A pulse of something else clamored between them—a heated awareness at how intimately she was touching him. He was half turned away from her, his hard body pressing into her front, his arm brushed up between her breasts, his long, rough fingers anchored around her nape.
Every inch of her came alive at the delicious pressure in all the right places. His breathing sounded harsh, too, every hard muscle that pressed into her tight with tension.
She righted his trousers, her fingers deceptively steady, as if she did this every day, as if she hadn’t pulled them through an emotional firestorm goaded by a fiercely selfish desire. “Did the bullet shatter the bone?”
He sighed, as though accepting that she wasn’t going to back off, and she wrapped her arms around his waist. “No. It hit the bone and dropped momentum somehow. From what I gathered from them, the Mijab were able to quickly extricate it. They took me to a hospital at the border of Zuran. A small metal joint was inserted to hold the bone together until it could grow back.”
“They left it inside,” she said, finally understanding the source of his pain. “That’s why it gets so stiff, why it hurts so much.”
He nodded and his hands pulled her hands away from his hip. “Are we through?”
Nikhat straightened and looked away. “Here, yes. We will start stretching immediately.”
She halted at the exit, her skin gleaming with vitality, her eyes blazing with piercing honesty. The fabric of her caftan stuck to her body and with her hair curling around her face, she was the most striking woman he had ever seen, and a sharp hunger, unbidden and unwelcome, yet one that made him feel fiercely alive, clawed at Azeez.
All he would have to do was close his eyes to feel the feathering touch of her fingers over his flesh, hear the sinuous whisper of her breath over his skin.

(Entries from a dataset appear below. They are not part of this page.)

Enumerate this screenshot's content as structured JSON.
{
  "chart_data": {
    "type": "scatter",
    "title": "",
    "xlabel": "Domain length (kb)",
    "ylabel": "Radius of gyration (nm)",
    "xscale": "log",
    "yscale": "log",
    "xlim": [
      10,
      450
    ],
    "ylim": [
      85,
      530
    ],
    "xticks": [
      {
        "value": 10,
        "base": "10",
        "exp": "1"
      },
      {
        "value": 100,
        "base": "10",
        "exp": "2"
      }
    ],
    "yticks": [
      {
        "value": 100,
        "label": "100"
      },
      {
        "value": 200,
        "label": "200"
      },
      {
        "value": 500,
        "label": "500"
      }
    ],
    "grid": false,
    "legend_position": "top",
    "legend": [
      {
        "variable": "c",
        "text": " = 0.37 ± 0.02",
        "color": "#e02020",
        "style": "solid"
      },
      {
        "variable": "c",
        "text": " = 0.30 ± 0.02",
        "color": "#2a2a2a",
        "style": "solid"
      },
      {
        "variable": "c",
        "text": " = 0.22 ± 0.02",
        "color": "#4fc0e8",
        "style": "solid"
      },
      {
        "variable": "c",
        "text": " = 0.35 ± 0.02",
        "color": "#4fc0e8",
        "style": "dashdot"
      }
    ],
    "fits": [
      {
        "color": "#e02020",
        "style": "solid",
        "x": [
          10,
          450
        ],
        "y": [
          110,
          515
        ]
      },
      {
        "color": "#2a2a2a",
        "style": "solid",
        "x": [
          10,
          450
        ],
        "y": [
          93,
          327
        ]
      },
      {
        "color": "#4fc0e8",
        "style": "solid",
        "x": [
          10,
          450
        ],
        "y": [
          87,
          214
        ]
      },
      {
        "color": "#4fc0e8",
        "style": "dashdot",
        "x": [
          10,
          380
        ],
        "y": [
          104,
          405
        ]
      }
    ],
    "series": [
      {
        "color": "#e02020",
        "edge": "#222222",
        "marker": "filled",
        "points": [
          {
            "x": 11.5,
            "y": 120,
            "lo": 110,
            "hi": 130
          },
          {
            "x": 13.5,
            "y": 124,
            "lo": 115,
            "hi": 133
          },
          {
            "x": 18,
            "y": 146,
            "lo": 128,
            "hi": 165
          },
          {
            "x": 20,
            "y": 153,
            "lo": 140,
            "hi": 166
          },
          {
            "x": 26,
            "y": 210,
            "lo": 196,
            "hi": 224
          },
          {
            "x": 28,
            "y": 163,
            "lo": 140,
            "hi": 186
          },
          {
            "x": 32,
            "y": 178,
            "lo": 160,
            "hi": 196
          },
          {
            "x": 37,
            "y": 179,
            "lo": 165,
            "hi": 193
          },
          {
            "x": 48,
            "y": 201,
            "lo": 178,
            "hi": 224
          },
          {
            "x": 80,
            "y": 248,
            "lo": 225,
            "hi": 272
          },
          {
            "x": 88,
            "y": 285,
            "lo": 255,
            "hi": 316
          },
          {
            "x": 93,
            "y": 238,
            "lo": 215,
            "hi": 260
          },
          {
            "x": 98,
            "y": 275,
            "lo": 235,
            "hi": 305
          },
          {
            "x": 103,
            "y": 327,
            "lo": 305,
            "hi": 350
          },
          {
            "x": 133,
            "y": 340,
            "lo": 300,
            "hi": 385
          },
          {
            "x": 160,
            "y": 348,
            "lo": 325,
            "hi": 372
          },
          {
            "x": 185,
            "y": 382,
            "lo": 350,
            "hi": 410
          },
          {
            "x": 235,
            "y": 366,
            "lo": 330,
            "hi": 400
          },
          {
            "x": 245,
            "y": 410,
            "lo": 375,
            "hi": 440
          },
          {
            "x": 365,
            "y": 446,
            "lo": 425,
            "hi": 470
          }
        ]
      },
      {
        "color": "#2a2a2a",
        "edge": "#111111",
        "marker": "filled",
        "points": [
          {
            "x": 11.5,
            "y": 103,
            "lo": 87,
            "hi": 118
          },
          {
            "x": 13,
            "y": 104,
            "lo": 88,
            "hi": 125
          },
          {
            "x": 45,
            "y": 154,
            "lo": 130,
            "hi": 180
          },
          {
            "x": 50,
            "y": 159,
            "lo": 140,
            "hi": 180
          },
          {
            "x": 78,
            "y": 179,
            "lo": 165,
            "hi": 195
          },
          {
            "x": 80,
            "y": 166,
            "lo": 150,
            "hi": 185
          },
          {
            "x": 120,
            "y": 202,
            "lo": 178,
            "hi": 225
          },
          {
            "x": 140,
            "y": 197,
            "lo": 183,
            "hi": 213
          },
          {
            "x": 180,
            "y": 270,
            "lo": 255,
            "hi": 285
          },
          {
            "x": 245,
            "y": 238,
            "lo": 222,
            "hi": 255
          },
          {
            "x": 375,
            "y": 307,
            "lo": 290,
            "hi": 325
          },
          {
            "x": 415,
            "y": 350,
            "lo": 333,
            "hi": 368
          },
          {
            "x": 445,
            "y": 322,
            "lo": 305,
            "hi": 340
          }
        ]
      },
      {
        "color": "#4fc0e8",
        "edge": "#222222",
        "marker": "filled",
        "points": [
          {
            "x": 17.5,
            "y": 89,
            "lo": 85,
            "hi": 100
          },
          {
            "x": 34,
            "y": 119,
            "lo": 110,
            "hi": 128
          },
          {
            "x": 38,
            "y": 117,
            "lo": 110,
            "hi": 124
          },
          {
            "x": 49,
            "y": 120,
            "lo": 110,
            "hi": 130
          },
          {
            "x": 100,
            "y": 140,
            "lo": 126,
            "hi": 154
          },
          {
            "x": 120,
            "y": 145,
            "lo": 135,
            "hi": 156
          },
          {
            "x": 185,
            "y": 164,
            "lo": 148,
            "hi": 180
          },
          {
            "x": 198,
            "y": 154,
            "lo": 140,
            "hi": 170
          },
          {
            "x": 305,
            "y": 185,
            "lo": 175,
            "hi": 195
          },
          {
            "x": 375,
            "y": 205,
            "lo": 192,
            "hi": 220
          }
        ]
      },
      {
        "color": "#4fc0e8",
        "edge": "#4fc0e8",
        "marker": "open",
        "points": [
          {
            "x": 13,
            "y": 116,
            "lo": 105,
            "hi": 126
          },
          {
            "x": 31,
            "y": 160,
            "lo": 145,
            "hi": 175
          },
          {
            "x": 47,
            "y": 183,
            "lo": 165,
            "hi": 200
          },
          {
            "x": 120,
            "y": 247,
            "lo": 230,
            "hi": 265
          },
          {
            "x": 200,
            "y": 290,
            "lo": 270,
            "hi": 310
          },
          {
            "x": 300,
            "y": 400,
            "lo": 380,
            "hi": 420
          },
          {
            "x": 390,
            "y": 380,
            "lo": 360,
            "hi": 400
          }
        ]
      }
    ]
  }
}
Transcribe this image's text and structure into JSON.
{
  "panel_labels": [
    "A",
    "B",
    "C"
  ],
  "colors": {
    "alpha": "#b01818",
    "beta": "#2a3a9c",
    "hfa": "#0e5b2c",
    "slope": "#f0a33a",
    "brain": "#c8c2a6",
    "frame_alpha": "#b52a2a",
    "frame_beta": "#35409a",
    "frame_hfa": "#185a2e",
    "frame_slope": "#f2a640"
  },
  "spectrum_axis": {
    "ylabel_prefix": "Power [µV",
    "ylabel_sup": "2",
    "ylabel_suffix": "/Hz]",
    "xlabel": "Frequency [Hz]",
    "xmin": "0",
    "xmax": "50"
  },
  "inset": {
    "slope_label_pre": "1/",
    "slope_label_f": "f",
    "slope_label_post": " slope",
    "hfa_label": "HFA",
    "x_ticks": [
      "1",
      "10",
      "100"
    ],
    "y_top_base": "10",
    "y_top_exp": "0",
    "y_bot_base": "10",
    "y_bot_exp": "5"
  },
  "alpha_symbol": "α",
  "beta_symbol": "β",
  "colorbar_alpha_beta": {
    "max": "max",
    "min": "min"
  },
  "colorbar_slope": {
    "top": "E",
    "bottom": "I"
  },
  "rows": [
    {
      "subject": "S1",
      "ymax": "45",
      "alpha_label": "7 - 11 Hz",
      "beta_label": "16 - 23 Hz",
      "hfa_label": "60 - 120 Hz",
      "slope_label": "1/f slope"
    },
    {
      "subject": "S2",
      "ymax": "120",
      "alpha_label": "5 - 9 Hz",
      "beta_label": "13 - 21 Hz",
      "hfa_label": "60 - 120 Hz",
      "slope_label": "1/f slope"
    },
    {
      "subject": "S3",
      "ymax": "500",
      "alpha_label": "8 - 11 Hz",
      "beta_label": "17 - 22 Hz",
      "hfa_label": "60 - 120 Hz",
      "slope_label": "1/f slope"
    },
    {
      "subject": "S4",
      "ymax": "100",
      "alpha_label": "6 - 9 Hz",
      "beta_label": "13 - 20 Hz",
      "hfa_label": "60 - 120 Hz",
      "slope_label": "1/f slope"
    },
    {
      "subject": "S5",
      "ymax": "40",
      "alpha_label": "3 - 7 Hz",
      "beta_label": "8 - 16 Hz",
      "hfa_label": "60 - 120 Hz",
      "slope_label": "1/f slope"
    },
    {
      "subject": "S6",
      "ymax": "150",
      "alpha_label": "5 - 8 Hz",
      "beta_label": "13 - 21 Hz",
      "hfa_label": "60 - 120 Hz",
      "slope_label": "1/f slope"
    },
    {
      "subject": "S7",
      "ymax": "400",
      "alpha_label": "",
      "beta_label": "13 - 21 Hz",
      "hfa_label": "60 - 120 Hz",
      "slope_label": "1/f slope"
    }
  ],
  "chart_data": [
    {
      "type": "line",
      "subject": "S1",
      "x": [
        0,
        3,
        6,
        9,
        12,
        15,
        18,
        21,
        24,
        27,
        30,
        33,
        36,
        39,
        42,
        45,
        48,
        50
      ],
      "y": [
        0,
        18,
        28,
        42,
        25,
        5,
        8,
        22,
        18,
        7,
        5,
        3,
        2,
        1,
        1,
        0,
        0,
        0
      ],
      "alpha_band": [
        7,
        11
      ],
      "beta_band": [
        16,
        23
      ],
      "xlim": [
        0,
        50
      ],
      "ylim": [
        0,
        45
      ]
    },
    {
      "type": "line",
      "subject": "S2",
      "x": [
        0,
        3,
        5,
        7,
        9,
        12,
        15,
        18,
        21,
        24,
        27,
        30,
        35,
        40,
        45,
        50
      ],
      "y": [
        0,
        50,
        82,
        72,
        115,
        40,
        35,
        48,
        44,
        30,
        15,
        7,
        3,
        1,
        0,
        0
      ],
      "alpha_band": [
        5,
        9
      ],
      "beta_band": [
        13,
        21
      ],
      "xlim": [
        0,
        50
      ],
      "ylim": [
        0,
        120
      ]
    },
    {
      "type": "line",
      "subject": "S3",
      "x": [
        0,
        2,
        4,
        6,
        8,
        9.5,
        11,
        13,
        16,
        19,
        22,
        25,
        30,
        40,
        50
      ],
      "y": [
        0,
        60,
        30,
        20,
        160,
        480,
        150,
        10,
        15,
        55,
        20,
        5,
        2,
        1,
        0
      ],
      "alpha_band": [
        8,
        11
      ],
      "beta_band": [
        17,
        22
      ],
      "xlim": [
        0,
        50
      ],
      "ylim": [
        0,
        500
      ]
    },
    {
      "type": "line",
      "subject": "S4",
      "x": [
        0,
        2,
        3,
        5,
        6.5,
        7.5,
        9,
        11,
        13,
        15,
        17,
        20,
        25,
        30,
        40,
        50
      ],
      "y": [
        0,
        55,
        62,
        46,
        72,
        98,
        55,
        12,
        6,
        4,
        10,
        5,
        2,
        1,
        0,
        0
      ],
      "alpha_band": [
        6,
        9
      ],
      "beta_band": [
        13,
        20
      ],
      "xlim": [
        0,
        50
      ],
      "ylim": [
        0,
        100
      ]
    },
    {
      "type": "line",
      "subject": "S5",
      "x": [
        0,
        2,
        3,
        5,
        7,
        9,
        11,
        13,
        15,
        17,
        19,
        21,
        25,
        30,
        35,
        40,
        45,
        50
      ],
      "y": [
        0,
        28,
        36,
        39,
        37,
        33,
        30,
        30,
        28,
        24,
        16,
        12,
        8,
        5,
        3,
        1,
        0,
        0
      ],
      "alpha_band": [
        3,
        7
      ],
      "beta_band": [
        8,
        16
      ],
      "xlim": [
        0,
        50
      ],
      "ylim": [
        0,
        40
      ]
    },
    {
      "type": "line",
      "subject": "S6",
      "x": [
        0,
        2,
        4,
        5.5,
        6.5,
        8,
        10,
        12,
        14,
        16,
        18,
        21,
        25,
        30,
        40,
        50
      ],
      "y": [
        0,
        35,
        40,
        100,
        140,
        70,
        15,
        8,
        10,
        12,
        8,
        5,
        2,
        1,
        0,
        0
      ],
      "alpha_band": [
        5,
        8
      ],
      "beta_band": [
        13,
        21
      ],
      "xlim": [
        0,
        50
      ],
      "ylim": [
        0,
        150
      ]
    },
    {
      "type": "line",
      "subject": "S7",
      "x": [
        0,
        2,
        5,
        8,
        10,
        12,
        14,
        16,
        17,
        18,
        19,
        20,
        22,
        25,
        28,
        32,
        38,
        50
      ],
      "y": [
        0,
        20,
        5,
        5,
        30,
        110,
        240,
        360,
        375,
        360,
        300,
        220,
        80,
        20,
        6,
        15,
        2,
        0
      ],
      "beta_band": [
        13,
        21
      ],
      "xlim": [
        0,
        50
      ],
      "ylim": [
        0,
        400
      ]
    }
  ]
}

“You can’t imagine what Khaleef and the others see,” Nikhat said. “They see the prince who always had a kind word for them, they see the prince who remembers their name without hesitation, they see the prince whom they mourned with tears and their hearts—they do not see your limp or your scars or your guilt. And what you see is not their pity, Azeez, but their love.
“I would give anything
to see my mother one more time. Think about what you’re doing to yours.”
* * *
His hip muscles sore, but also surprisingly limber, Azeez slid himself onto the bench in his private garden.
He had expected Nikhat to decline his invitation.
Was she as curious about him as he was about her?
The silverware tinkled as she poured him mint tea. Sitting here, as the sun streaked the sky gold and red, surrounded by lush roses, the scent of Nikhat, jasmine and something undeniably her, shouldn’t have registered at all on him. Yet, as she handed him the tea and took a sweet date cake for herself, the scent of her wafted over him, teasing arousal from his beaten body.
The sensation was fierce, sharp, after so many years of feeling nothing.
He took a sip of tea and grimaced. His hip was throbbing, the muscles in his thighs and arms shaking from the strenuous stretching after four months of inactivity. “I need something stronger than this.”
“No alcohol, Azeez. Not as long as you want my help.”
He frowned, and yet was unable to stop smiling at the relish with which she said it. “You’re enjoying this, aren’t you?”
“Yes. How many women can claim Azeez Al Sharif bows to her every command?”
“None.”
The cake shook in her fingers. Coloring, she put it in her mouth.
She licked a crumb from the corner of her mouth, and another kind of ache shivered in his muscles. He felt incredibly hungry for a taste of her mouth, for a taste he had been denied for so long. And the fact that he hadn’t touched a woman since the attack, the six years of celibacy, had little bearing on his desire for her.
The delicious tightening of his muscles, the coils of heat spreading like wildfire through him, they were all because of the woman who had boldly traced his scars with her hand even as her breath had hitched in her throat.
She was such a mixture of strength and vulnerability, of caring and indifference, every word from her a contradiction to her actions, he felt as if he would never understand her.